Ishani Ganguli is a primary care physician, health services researcher and assistant professor of medicine at Harvard Medical School and Brigham and Women’s Hospital. She studies medical decision-making and delivery and payment innovation in ambulatory care. Ishani is a member of the 2022 Tradeoffs Research Council.

Medical jargon is rife with judgmental language about patients. Here’s a recent sampling from medical notes in my inbox: 

  • “Mr. X complained of shortness of breath.” (He wasn’t complaining. He was telling you, his doctor, about this symptom because it’s your job to help him with it.)

  • “Ms. Y denied chest pain.” (She didn’t have chest pain. Full stop.) 

  • “The patient eloped from the emergency department.” (Seriously?)

recent Health Affairs study puts numbers to this problem and finds worrisome (but sadly not surprising) evidence of racial bias.

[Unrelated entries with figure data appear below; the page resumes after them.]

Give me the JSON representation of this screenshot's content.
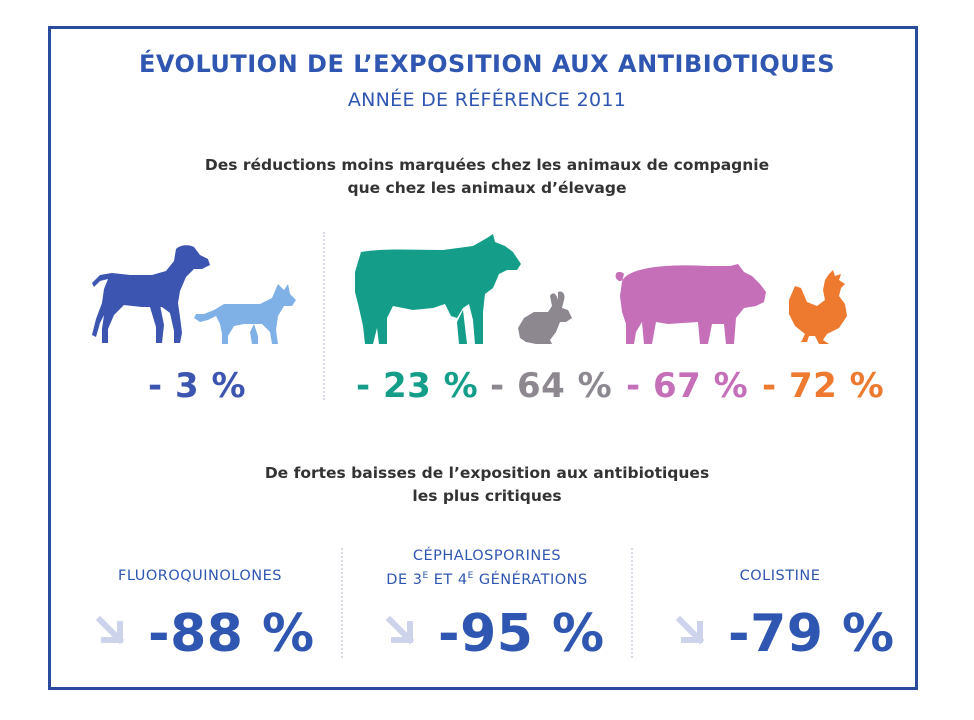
{
  "header": {
    "title": "ÉVOLUTION DE L’EXPOSITION AUX ANTIBIOTIQUES",
    "subtitle": "ANNÉE DE RÉFÉRENCE 2011"
  },
  "section_animals": {
    "heading_line1": "Des réductions moins marquées chez les animaux de compagnie",
    "heading_line2": "que chez les animaux d’élevage",
    "groups": [
      {
        "animals": [
          "dog",
          "cat"
        ],
        "value": "- 3 %",
        "color": "#3b55b0"
      },
      {
        "animals": [
          "cow"
        ],
        "value": "- 23 %",
        "color": "#149e8a"
      },
      {
        "animals": [
          "rabbit"
        ],
        "value": "- 64 %",
        "color": "#8d8790"
      },
      {
        "animals": [
          "pig"
        ],
        "value": "- 67 %",
        "color": "#c46fb8"
      },
      {
        "animals": [
          "chicken"
        ],
        "value": "- 72 %",
        "color": "#ee7a30"
      }
    ],
    "animal_colors": {
      "dog": "#3b55b0",
      "cat": "#7fb1e6",
      "cow": "#149e8a",
      "rabbit": "#8d8790",
      "pig": "#c46fb8",
      "chicken": "#ee7a30"
    }
  },
  "section_critical": {
    "heading_line1": "De fortes baisses de l’exposition aux antibiotiques",
    "heading_line2": "les plus critiques",
    "items": [
      {
        "label_line1": "FLUOROQUINOLONES",
        "label_line2": "",
        "value": "-88 %"
      },
      {
        "label_line1": "CÉPHALOSPORINES",
        "label_line2_prefix": "DE 3",
        "label_line2_sup1": "E",
        "label_line2_mid": " ET 4",
        "label_line2_sup2": "E",
        "label_line2_suffix": " GÉNÉRATIONS",
        "value": "-95 %"
      },
      {
        "label_line1": "COLISTINE",
        "label_line2": "",
        "value": "-79 %"
      }
    ],
    "arrow_icon": "arrow-down-right-icon",
    "arrow_color": "#cdd3ea",
    "value_color": "#2f56b0"
  }
}
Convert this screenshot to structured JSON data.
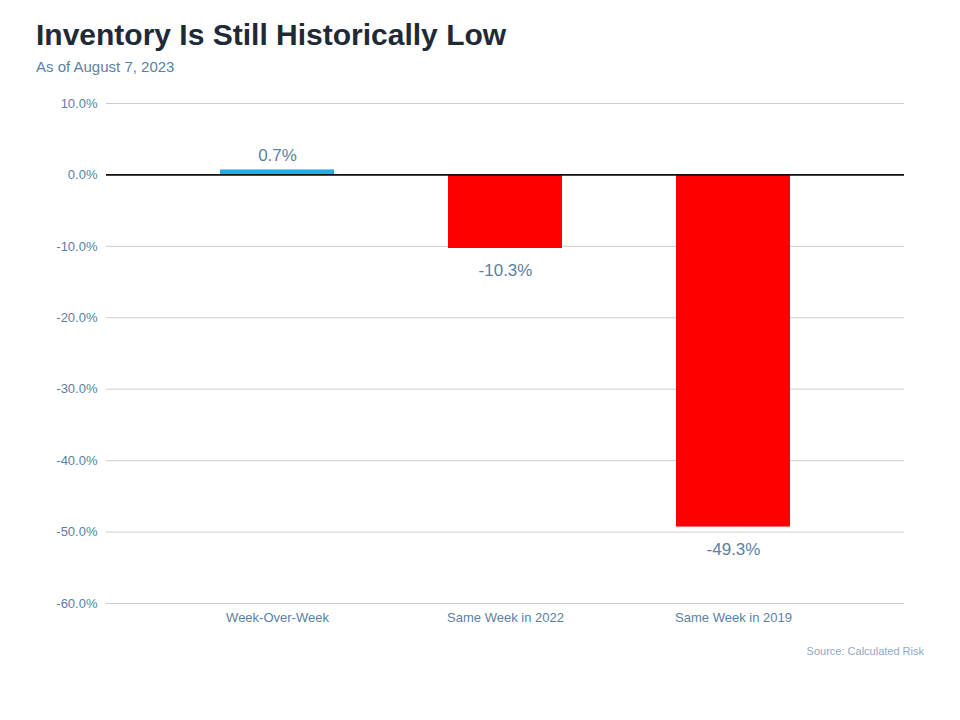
{
  "chart_data": {
    "type": "bar",
    "title": "Inventory Is Still Historically Low",
    "subtitle": "As of August 7, 2023",
    "source": "Source: Calculated Risk",
    "categories": [
      "Week-Over-Week",
      "Same Week in 2022",
      "Same Week in 2019"
    ],
    "values": [
      0.7,
      -10.3,
      -49.3
    ],
    "value_labels": [
      "0.7%",
      "-10.3%",
      "-49.3%"
    ],
    "data_labels": true,
    "colors": [
      "#29abe2",
      "#ff0000",
      "#ff0000"
    ],
    "ylim": [
      -60,
      10
    ],
    "yticks": [
      {
        "value": 10,
        "label": "10.0%"
      },
      {
        "value": 0,
        "label": "0.0%"
      },
      {
        "value": -10,
        "label": "-10.0%"
      },
      {
        "value": -20,
        "label": "-20.0%"
      },
      {
        "value": -30,
        "label": "-30.0%"
      },
      {
        "value": -40,
        "label": "-40.0%"
      },
      {
        "value": -50,
        "label": "-50.0%"
      },
      {
        "value": -60,
        "label": "-60.0%"
      }
    ],
    "grid": true
  }
}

Researchers Michael Sun, Tomasz Oliwa, Monica Peek, and Elizabeth Tung used machine learning to examine roughly 40,000 medical notes for about 18,000 patients at a large Chicago academic medical center and identify potentially negative descriptors like “refused,” “noncompliant” and “agitated.” They found 8.2% of patients in their sample had at least one negative descriptor. Compared to white patients with similar sociodemographic and health characteristics, Black patients had 2.5 times the odds of having at least one negative descriptor in their notes. Patients on Medicaid or Medicare also had higher odds of negative descriptors than those with commercial insurance, and the same was true for unmarried patients compared to married ones.

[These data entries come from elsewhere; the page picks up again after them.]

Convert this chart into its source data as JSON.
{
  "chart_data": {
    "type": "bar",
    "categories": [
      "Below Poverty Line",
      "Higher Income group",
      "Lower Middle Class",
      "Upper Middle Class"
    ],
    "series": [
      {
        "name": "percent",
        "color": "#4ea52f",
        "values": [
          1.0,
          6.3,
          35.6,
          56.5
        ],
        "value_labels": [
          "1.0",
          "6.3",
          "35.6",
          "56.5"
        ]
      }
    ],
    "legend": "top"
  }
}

On the flip side, notes on outpatient visits were less likely to include negative descriptors compared to notes on emergency department visits or hospitalizations. This makes some sense given biases often arise from quick first impressions, and outpatient doctors like myself are more likely to get to know our patients over time. Strikingly, notes written in pandemic times (versus pre-pandemic) also had lower odds of including negative statements. Might this reflect positive changes in response to our national reckoning with bias in health care? While the authors didn’t look specifically at interactions between the pandemic and race, it’s worth further research.

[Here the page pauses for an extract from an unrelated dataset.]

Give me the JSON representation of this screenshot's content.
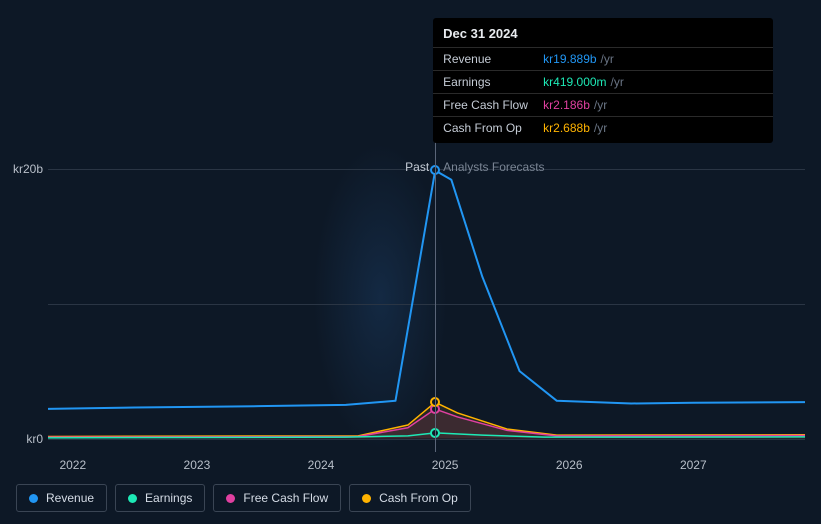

This paper only focused on one academic medical center, but another recent study found similar results. Taken together, this important work quantifies manifestations of structural and interpersonal racism and other biases that can have tangible impacts. Clinicians read each others’ notes and may even copy and paste portions into their own notes, so these negative statements reverberate and influence future readers – whether or not they carry the same biases. And patients on the receiving end of these biases face real harms.

So what can we do? For one, health systems and professional schools might proactively train clinicians on implicit bias and use of patient-first language. Each time we open the electronic health record, we should imagine our patients as readers (many of them are) and think twice about our language and its impact.